Some of the stuff made sense. The bottle rockets, for instance. Hard to imagine a scenario where those would be necessary. The mildew killer might give some people a little feeling of security using the onboard bathroom, but it’s probably not worth the risk. WD-40? Those squeaky wheels on the drink carts are annoying as hell. I suppose you could turn a can of WD-40 into a flamethrower if you had a lighter, which was also on the unallowed list.
And then there was this.
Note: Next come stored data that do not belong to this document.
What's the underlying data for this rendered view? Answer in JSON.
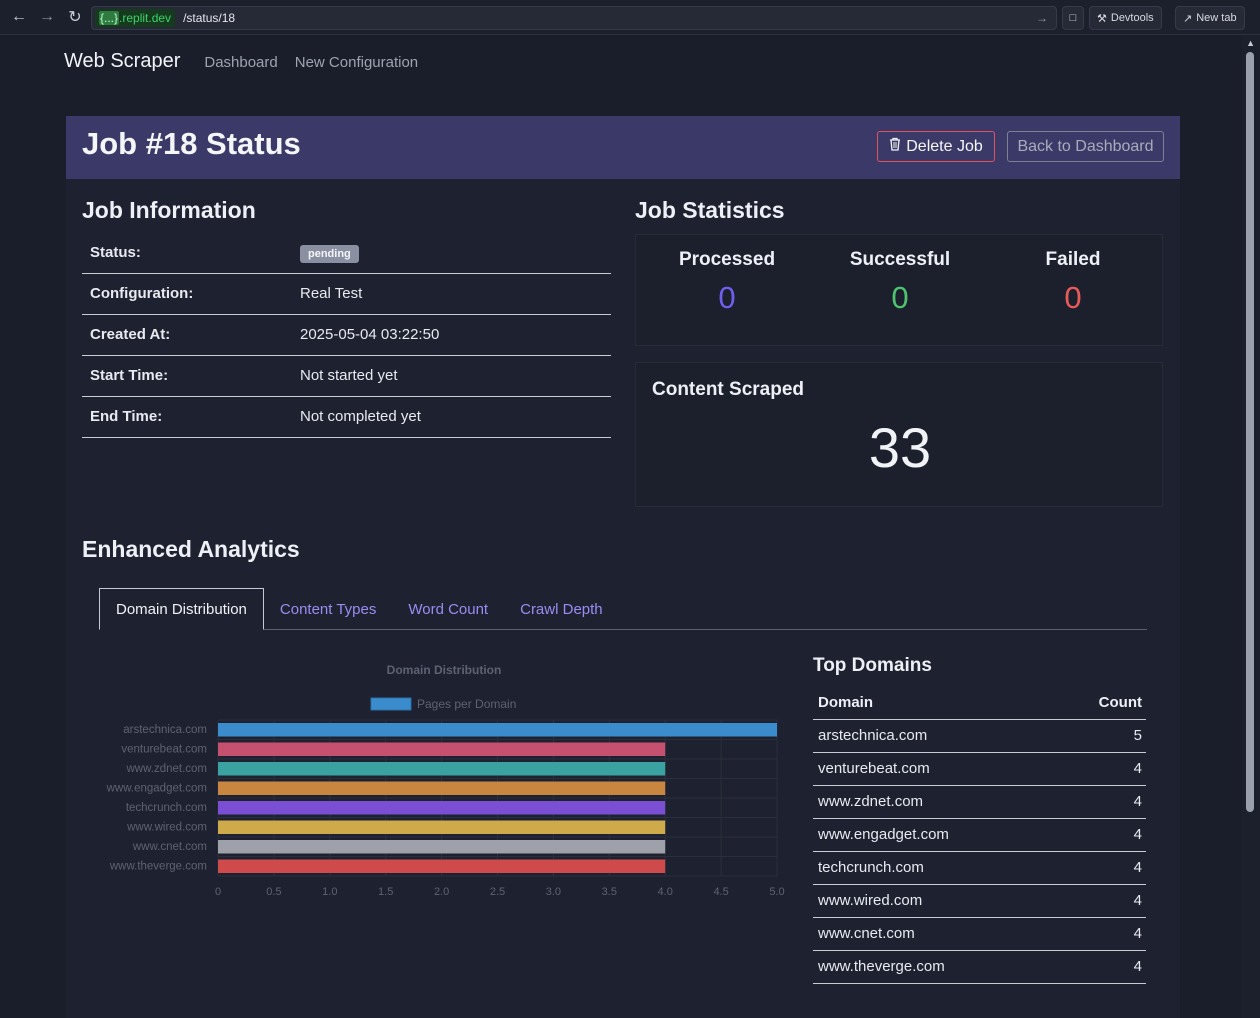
{
  "browser": {
    "url_host_brace": "{...}",
    "url_host": ".replit.dev",
    "url_path": "/status/18",
    "devtools_label": "Devtools",
    "newtab_label": "New tab"
  },
  "nav": {
    "brand": "Web Scraper",
    "links": [
      "Dashboard",
      "New Configuration"
    ]
  },
  "header": {
    "title": "Job #18 Status",
    "delete_label": "Delete Job",
    "back_label": "Back to Dashboard"
  },
  "job_info": {
    "title": "Job Information",
    "rows": [
      {
        "label": "Status:",
        "value": "pending"
      },
      {
        "label": "Configuration:",
        "value": "Real Test"
      },
      {
        "label": "Created At:",
        "value": "2025-05-04 03:22:50"
      },
      {
        "label": "Start Time:",
        "value": "Not started yet"
      },
      {
        "label": "End Time:",
        "value": "Not completed yet"
      }
    ]
  },
  "job_stats": {
    "title": "Job Statistics",
    "processed_label": "Processed",
    "processed": "0",
    "successful_label": "Successful",
    "successful": "0",
    "failed_label": "Failed",
    "failed": "0",
    "content_label": "Content Scraped",
    "content": "33",
    "colors": {
      "processed": "#6f5ef0",
      "successful": "#4fc46f",
      "failed": "#ea5a5a"
    }
  },
  "analytics": {
    "title": "Enhanced Analytics",
    "tabs": [
      "Domain Distribution",
      "Content Types",
      "Word Count",
      "Crawl Depth"
    ],
    "active_tab": 0
  },
  "chart_data": {
    "type": "bar",
    "orientation": "horizontal",
    "title": "Domain Distribution",
    "categories": [
      "arstechnica.com",
      "venturebeat.com",
      "www.zdnet.com",
      "www.engadget.com",
      "techcrunch.com",
      "www.wired.com",
      "www.cnet.com",
      "www.theverge.com"
    ],
    "series": [
      {
        "name": "Pages per Domain",
        "values": [
          5,
          4,
          4,
          4,
          4,
          4,
          4,
          4
        ]
      }
    ],
    "colors": [
      "#3a8ccd",
      "#c6506f",
      "#3aa2a0",
      "#c98641",
      "#7a4fd4",
      "#cfaa4a",
      "#9ea1aa",
      "#cf4a4a"
    ],
    "xlim": [
      0,
      5.0
    ],
    "xticks": [
      "0",
      "0.5",
      "1.0",
      "1.5",
      "2.0",
      "2.5",
      "3.0",
      "3.5",
      "4.0",
      "4.5",
      "5.0"
    ],
    "legend": "top"
  },
  "top_domains": {
    "title": "Top Domains",
    "col_domain": "Domain",
    "col_count": "Count",
    "rows": [
      {
        "domain": "arstechnica.com",
        "count": "5"
      },
      {
        "domain": "venturebeat.com",
        "count": "4"
      },
      {
        "domain": "www.zdnet.com",
        "count": "4"
      },
      {
        "domain": "www.engadget.com",
        "count": "4"
      },
      {
        "domain": "techcrunch.com",
        "count": "4"
      },
      {
        "domain": "www.wired.com",
        "count": "4"
      },
      {
        "domain": "www.cnet.com",
        "count": "4"
      },
      {
        "domain": "www.theverge.com",
        "count": "4"
      }
    ]
  }
}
Finally a banned item that, as we have all recently learned, makes sense. I don’t want to see any of those motherfucking things on my motherfucking plane.
[Please note: this post brings this blog into compliance with the Snakes On A Plane Blog Mentioning Act of 2006. We now return you to your regular Zeke post, already in progress.]
Another good day, as I mentioned, with no recourse to the butt leash. We went for a second walk tonight, he and Becky and I. For the first time in many months he tackled the steep wooded hillside behind our house. The hillside is on Methodist Church property. Zeke is welcome there, but the pastor adopted a sweet but barky dog the same week Zeke got attacked by the neighbor’s dog last year, and the barking as we headed onto the church’s land unnerved him. We have not been that way in some months. Every morning for the first six months of this year he’d halt at the turn up into the church lot, wait as if considering whether this was the day he’d brave Bodie’s barking, and decide against it. He’d stare up at the hill for two minutes, or three, and if I walked that way he would follow for two steps and stop, and then he’d turn back gladly when I returned to him, chuckling and we’d walk the other way. But tonight he went up there, walked along the top of the hill, the one that always made him grin big. It was dark and his vision is shot, so I stuck close. In my light gray sweatpants I was the star he steered by.
The hill runs level for fifty feet or so and then descends steeply. He could not have climbed down in the dark even last year. He stood at the brink, unsure. I scooped him up, carried him to the bottom, then helped him through the fence hole our neighbor Naomi made sure her gardeners left for him. I had not thought we would walk that way again, especially after this last weekend. We met him in front of Naomi’s house, peering through the dark for a glimpse of us, a smile on his tired face.